Fabian Ebeling

KU Eichstätt-Ingolstadt

Am Marktplatz 2

85072 Eichstätt

Fabian Ebeling holds a master’s degree in media and cultural studies which he attained at Bauhaus-University Weimar in 2012. His academic work examined the co-emergence of culture and media and how they impact knowledge formations in society.

After graduating, he co-founded Die Epilog – Journal on Contemporary Culture and moved on to work as an editor for Kulturastausch – Journal for International Perspectives, which is published by the Institute for Foreign Relations. After running Die Epilog as editor-in-chief for 7 years, he now co-publishes the magazine. Since 2015, he has been working as a journalist for taz – die tageszeitung, Rundfunk Berlin-Brandenburg and ZEIT Online, increasingly shifting his focus towards smart city developments and discourses.

His research focuses on how smart city discourses and technologies emerge and which impact they have on current medialities in urban environments.

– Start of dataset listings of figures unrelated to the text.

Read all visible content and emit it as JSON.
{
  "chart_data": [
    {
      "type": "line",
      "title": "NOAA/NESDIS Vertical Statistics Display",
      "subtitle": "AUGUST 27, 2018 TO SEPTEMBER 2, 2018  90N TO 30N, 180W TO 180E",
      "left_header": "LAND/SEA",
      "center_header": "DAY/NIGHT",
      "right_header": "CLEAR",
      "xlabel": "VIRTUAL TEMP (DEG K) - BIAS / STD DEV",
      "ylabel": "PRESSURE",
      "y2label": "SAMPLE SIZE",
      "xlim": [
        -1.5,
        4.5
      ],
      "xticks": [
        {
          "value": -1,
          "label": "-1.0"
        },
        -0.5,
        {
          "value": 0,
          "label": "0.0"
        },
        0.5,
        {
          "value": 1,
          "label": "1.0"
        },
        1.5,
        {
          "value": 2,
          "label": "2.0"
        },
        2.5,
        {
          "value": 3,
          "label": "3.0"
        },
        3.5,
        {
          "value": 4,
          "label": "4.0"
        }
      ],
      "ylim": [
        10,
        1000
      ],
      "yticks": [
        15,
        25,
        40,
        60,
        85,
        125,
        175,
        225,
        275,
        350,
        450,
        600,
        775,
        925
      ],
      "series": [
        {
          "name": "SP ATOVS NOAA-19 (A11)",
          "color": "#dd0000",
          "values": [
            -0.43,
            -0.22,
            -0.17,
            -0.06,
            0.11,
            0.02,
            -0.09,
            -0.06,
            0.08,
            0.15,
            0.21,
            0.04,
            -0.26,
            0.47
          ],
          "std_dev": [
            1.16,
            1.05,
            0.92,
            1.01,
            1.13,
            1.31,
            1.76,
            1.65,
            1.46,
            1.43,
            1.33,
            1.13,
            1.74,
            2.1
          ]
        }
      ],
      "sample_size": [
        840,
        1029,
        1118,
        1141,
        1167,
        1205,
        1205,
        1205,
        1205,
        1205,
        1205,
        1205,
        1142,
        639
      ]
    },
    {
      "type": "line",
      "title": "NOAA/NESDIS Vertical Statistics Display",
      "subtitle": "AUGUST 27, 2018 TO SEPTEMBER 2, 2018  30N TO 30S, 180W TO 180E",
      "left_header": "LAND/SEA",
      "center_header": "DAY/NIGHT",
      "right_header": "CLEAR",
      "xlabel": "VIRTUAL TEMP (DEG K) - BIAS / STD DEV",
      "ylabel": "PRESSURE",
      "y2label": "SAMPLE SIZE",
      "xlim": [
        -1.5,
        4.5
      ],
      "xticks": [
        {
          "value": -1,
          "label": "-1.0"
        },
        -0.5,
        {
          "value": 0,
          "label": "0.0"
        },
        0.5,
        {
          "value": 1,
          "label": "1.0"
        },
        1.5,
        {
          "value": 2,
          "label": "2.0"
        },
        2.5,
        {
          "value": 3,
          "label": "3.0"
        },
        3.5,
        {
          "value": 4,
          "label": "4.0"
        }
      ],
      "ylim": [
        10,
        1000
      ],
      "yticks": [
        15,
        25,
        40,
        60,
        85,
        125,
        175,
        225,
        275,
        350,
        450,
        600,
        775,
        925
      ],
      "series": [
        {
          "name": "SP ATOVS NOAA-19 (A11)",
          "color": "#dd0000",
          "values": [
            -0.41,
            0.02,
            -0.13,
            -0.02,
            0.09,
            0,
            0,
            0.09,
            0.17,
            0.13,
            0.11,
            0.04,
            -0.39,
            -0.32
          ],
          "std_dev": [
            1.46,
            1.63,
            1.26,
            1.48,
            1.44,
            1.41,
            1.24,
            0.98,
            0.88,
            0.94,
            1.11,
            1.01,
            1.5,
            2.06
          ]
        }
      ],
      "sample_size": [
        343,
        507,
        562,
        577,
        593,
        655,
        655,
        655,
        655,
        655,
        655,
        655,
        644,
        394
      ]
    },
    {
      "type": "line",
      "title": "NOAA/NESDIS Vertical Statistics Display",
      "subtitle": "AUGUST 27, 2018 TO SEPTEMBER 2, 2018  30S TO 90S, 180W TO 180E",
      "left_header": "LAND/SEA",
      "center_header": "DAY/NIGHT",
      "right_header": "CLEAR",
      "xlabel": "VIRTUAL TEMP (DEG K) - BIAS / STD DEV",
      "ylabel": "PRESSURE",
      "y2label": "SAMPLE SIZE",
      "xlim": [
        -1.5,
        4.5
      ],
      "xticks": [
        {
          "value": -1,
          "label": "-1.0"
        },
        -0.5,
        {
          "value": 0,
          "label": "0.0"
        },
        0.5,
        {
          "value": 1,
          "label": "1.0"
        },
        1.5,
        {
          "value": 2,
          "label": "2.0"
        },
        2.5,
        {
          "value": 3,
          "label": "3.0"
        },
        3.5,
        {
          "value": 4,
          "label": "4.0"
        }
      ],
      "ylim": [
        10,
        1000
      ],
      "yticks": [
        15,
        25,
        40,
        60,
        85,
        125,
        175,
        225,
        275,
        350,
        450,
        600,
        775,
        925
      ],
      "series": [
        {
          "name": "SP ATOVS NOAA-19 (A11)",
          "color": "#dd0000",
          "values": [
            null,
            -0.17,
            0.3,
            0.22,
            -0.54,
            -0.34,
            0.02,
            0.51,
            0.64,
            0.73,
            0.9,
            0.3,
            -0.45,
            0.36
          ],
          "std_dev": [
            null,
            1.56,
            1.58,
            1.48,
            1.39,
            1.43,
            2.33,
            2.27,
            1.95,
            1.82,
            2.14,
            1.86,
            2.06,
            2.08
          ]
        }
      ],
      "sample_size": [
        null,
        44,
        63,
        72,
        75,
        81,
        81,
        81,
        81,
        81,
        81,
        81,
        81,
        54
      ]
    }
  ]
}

Créer la création – Aesthetics, responsiveness and mediality as modes of inquiry into the dispositif of smart cities

The concept of smart cities has gained momentum since the turn of the century. Often, these visions have been driven by tech companies who offer technological solutions to urban problems. On the one hand, such technologies are supposed to make life in cities more efficient, organized, and sustainable. On the other hand, there is criticism around how technologies can amplify racial bias, enhance public surveillance, and how they cater to the interests of big tech companies rather than the common good. Based on a genealogical approach, my PhD thesis offers a different mode of understanding of smart city developments. In different case studies, the dissertation focuses on a neglected factor in the emergence of smart cities: a media aesthetical and media historically grounded approach. I will investigate how the cybernetization of city planning formed an episteme that found expressions in artistic, filmic and city planning practices in what I call the smart city 1.0 in the 1960s and 1970s. Through cybernetic sculptures and his thinking about “The Cybernetic City,” French-Hungarian artist Nicolas Schöffer worked towards the decentering of the subject – a core objective of cybernetics – to aesthetically educate and improve humankind. In the famous British New Town Milton Keynes, cybernetic principles were implemented through city planning practices of the grid as a medium of spatial connectivity – arguably dissolving traditional notions of place towards non-place oriented planning. Finally, a look at Jean-Luc Godard’s movie Alphaville and Rainer Werner Fassbinder’s Welt am Draht will make explicit how the discourse of cybernetic cities resonated in film-making. I will also take a look at how practices of demarcation, transitioning and environing are staged and performed in the movie to eventually tie them back to the question of worldmaking in cybernetic city planning.